The real-world observational prospective study of health outcomes with dulaglutide and liraglutide in patients with type 2 diabetes (TROPHIES): Final, 24-month analysis of time to first significant treatment change, treatment persistence and clinical outcomes.
Diabetes Obes Metab · 2023
Last updated 2026-05-28In a 24-month study of 2,005 people with type 2 diabetes starting their first injectable diabetes medication, 28.2% of those on dulaglutide and 45.2% of those on liraglutide needed a major change to their treatment. Patients on dulaglutide were less likely to need such a change and stayed on their medication longer than those on liraglutide. Both drugs led to similar improvements in blood sugar control (about a 1% drop in HbA1c) and weight loss (around 3.4 kg on average).
AI summary of the abstract below.
| Journal | Diabetes Obes Metab, 2023 |
|---|---|
| Citations | 5 |
| Relative citation ratio | 0.64 |
| NIH percentile | 36 |
| Molecules | liraglutide, dulaglutide |
| Conditions studied | Type 2 Diabetes |
Abstract
AIMS: To present the final results of the TROPHIES study (The real-world observational prospective study of health outcomes with dulaglutide and liraglutide in patients with type 2 diabetes).

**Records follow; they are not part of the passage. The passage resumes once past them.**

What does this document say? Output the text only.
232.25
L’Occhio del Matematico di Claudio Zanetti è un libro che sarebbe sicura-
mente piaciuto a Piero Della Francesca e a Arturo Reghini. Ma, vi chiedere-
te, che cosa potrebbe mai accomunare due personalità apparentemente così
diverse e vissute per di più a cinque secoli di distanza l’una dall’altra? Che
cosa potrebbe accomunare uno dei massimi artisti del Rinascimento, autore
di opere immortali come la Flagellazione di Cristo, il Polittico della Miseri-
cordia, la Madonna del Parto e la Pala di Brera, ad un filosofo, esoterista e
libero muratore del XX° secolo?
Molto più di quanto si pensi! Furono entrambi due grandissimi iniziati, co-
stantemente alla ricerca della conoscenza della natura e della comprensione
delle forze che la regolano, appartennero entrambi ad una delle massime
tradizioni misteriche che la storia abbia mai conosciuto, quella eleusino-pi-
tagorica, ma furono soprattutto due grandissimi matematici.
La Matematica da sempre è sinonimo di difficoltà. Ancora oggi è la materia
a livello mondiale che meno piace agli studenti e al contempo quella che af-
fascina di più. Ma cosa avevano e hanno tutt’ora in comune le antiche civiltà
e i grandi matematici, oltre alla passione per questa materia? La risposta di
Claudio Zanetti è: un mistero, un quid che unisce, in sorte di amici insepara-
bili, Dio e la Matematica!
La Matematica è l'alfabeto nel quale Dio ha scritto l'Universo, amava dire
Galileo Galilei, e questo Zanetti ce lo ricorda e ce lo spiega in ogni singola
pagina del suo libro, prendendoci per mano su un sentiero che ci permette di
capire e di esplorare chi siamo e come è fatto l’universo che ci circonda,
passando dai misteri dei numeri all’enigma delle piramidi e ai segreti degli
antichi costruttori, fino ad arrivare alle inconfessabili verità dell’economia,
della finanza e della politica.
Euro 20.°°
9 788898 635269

MATERIALS AND METHODS: The prospective, real-world TROPHIES study included patients with type 2 diabetes initiating their first injectable glucose-lowering medication (GLM), dulaglutide or liraglutide, in France, Germany and Italy. The primary endpoint was the time spent on dulaglutide or liraglutide until a significant treatment change over 24 months. Other endpoints measured persistence with treatment, clinical outcomes (glycated haemoglobin [HbA1c] and weight) and treatment patterns. Kaplan-Meier estimates of time to first significant treatment change and persistence with treatment were generated. Propensity-score-based inverse probability of treatment weighting (IPTW) was used to adjust for baseline imbalances in the comparison between cohorts.
RESULTS: The 286 of 1014 patients (28.2%) in the dulaglutide cohort and 448 of 991 patients (45.2%) in the liraglutide cohort had a significant treatment change over 24 months. By IPTW analysis, dulaglutide-initiating patients were less likely to have a significant treatment change (hazard ratio [HR] 0.54, 95% confidence interval [CI] 0.46-0.63) and more likely to be persistent with treatment (HR 0.69, 95% CI 0.56-0.86) over 24 months than liraglutide-initiating patients. Dulaglutide and liraglutide yielded similar HbA1c (-11.80 mmol/mol [1.08%] and -11.91 mmol/mol [1.09%]) and weight (-3.5 kg and -3.3 kg) reductions from baseline to 24 months. Few changes in patterns of treatment with other GLMs were observed in the two cohorts.
CONCLUSIONS: Dulaglutide-initiating patients had a longer time spent without any significant treatment change and higher persistence than those initiating liraglutide. Treatment with either glucagon-like peptide-1 receptor agonist yielded similar and clinically meaningful reductions in HbA1c and body weight.